В доме вместо тепла.

Вместо воздуха  в легких!

Он хозяином был.

Он жирел, сатанея...

Страшно то, что без страха

Мне гораздо страшнее.

 

Это грань нашей жизни, и жизни Высоцкого в том числе. Недоброжелателей своих он хорошо знал, но не помню, чтобы это отражалось на его самоощущении. Слишком ярок был главный парадокс его личности  самый запрещенный и самый знаменитый поэт. Не просто знаменитый, а любимый, и не просто любимый, а необходимый для здоровья общественного организма.

Несмотря на то, что я одно время был очень близок к Высоцкому, мы сидели в одной гримерной и разделяли общие пристрастия — так вот, несмотря на это, у меня и Валеры Золотухина была потребность называть его на вы. Что касается враждебности в театре  об этом много написано с некоторым преувеличением, но Володя действительно иногда сторонился общения с актерами.  Вообще, в последние годы в театре на Таганке ему был дорог, во-первых, сценограф Давид Боровский, а во-вторых, — Любимов.    

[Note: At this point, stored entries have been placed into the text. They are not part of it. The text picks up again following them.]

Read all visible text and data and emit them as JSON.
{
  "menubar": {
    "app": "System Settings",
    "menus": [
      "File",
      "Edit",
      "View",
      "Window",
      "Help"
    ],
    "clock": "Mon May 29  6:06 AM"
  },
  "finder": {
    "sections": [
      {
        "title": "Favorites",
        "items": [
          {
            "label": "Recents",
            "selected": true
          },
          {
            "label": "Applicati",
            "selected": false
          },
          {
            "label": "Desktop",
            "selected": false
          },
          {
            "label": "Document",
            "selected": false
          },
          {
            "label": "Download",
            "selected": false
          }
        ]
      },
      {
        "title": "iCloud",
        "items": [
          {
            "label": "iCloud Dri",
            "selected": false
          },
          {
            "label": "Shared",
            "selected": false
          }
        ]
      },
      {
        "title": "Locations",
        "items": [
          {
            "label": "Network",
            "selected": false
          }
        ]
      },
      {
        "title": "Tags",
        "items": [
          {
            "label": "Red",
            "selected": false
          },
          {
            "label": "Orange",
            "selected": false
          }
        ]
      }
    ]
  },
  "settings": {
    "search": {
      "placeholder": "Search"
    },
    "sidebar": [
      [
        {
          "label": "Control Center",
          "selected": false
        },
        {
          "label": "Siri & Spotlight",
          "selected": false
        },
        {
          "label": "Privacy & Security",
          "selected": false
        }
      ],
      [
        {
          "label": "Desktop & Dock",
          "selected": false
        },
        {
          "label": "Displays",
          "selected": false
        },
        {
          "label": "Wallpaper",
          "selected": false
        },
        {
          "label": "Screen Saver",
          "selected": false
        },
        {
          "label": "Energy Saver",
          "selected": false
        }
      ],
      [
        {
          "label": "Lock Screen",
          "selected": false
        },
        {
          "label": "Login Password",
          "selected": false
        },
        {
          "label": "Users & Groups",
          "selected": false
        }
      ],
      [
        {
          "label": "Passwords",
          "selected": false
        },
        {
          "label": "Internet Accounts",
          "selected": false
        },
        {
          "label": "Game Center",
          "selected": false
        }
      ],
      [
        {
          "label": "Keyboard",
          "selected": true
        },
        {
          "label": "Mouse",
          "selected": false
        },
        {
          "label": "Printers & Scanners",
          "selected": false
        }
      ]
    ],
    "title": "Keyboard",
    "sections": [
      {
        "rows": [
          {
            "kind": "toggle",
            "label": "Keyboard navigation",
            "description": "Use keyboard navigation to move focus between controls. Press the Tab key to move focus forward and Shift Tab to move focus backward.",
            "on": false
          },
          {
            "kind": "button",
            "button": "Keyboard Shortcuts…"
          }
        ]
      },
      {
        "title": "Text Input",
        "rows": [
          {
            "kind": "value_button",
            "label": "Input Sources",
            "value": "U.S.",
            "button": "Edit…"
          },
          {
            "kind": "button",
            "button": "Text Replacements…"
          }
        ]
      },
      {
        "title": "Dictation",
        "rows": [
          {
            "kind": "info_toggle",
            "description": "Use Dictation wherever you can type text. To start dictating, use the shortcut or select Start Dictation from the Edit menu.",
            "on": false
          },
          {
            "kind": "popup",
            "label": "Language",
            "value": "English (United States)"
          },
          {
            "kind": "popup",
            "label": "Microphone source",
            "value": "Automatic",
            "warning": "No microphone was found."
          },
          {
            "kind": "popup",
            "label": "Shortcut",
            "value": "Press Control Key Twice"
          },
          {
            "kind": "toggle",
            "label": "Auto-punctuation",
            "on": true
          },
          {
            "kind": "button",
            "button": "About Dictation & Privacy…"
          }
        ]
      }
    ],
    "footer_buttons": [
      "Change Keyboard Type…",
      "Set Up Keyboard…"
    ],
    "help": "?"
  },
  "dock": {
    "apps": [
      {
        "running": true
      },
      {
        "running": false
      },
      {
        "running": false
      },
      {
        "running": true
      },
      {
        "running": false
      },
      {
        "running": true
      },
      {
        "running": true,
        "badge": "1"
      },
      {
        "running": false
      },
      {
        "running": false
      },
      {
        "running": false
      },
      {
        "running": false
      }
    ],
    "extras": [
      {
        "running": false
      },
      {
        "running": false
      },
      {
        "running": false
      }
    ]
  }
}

Надо было видеть, как прощались с Высоцким — сотни тысяч людей в олимпийской Москве шли густой рекой от Зарядья к театру на Таганке. Мы видели его поклонников на крышах домов вокруг Таганской площади…  

— С Киевом тех лет связаны какие-то воспоминания?

— В первый раз в Киев меня позвал как раз Высоцкий — он хотел купить «Жигули», которые полагались бабушке — маме его отца — Семена Владимировича. Но в Киев мы тогда не выбрались, а через пару лет, после женитьбы на Марине Влади, Володя ездил уже на совсем других машинах.   

Киев связан для меня с незабываемыми гастролями осенью 1971 года. Мы разбили слухи о грядущем провале, о том, что этот город глух к настоящему искусству, и единственной удачей в его эстрадной биографии был концерт Шаляпина в 1900-лохматом году.

Помню двойной заслон дружинников в день нашего спектакля и замечательный вечер дома у Виктора Некрасова — с Любимовым, Высоцким, Хмельницким и Дыховичным. Помню академиков Глушко и Патона, которые вытягивали к себе Володю — такие нелегальные концерты были тогда популярны. Помню, как мы с Высоцким, Хмельницким и Золотухиным выступили в одном из институтов Академии наук и на базе «Динамо-Киев» в Конча-Заспе, где познакомились с Лобановским и Володей Веремеевым  по словам Высоцкого, единственным интеллигентом среди великих футболистов. Один выезд был к сыну первого секретаря ЦК КПУ Шелеста  Виталию, он был тогда членкором, зам директора Института теоретической физики.         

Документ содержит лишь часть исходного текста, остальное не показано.